Problems paying for health care extended well into the ranks of the middle class (view chart). Moreover, significant percentages of the public told us that the problems they were having were rippling through their family budgets, affecting their ability to pay other bills, using up their savings, or making it hard for them to pay for food or other necessities (view chart). A separate Foundation analysis by Gary Claxton and Paul Jacobs for our Snapshots: Health Care Costs series shows how as premiums have risen wages have not kept pace, so it’s not surprising that people are feeling the pinch. And a new study by our Kaiser Commission on Medicaid and the Uninsured explains why more people may be feeling squeezed: it shows that a 1% increase in the unemployment rate results in an increase in the uninsured of 1.1 million, among other effects.

The costs of health care and health insurance are also important in political terms.

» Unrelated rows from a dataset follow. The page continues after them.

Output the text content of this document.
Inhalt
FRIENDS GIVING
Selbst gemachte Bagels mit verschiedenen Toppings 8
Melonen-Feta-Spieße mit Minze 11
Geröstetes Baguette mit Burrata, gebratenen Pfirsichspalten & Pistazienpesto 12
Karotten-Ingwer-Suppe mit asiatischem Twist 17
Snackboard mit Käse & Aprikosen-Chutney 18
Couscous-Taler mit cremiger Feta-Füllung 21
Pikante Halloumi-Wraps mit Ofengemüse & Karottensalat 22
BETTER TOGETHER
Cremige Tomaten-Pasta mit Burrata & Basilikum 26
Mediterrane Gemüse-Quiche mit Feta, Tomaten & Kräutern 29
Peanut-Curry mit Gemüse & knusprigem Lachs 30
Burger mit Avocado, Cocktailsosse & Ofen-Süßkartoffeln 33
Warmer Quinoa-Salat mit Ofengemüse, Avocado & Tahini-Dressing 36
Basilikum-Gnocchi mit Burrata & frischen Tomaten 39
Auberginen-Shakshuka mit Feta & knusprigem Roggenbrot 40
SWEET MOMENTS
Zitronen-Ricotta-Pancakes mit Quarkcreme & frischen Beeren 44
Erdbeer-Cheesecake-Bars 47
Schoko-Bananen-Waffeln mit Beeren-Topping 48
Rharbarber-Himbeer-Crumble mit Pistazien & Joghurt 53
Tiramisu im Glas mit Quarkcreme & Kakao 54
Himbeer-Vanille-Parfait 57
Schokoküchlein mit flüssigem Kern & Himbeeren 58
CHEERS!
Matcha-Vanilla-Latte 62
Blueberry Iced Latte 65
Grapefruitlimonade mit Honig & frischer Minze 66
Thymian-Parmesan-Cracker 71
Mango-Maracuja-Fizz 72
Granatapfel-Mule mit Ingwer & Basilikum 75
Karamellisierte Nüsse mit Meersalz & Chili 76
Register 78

Our polls show that these costs, more than expanding coverage, are the health issues independent voters care about most, and they are the voters the candidates will be courting most in the upcoming election.

When you see the polls over the next two years that show the economy number one, Iraq number two, and health number three and potentially even falling a little, remember that health is not necessarily a fading issue, because it should be seen as part of the public’s broader and rising economic concerns. As I noted in previous columns, there are many ways in which momentum for action on health may, and probably will, fall off track, leading, most likely, to incremental rather than comprehensive change. But the rise of economic worries and problems, rather than becoming a reason to defer action on health could present an opportunity to reframe the issue as the public sees it: as a single overarching problem of the affordability of care, and not as we health policy people think about it, as separate challenges of controlling costs and expanding coverage. And with paying for health care ranking up there with job issues and gas prices for the public as daily economic problems, elected officials might want to think about addressing the public’s health care concerns differently too; not just through the lens of “health reform,” but as economic policy as well.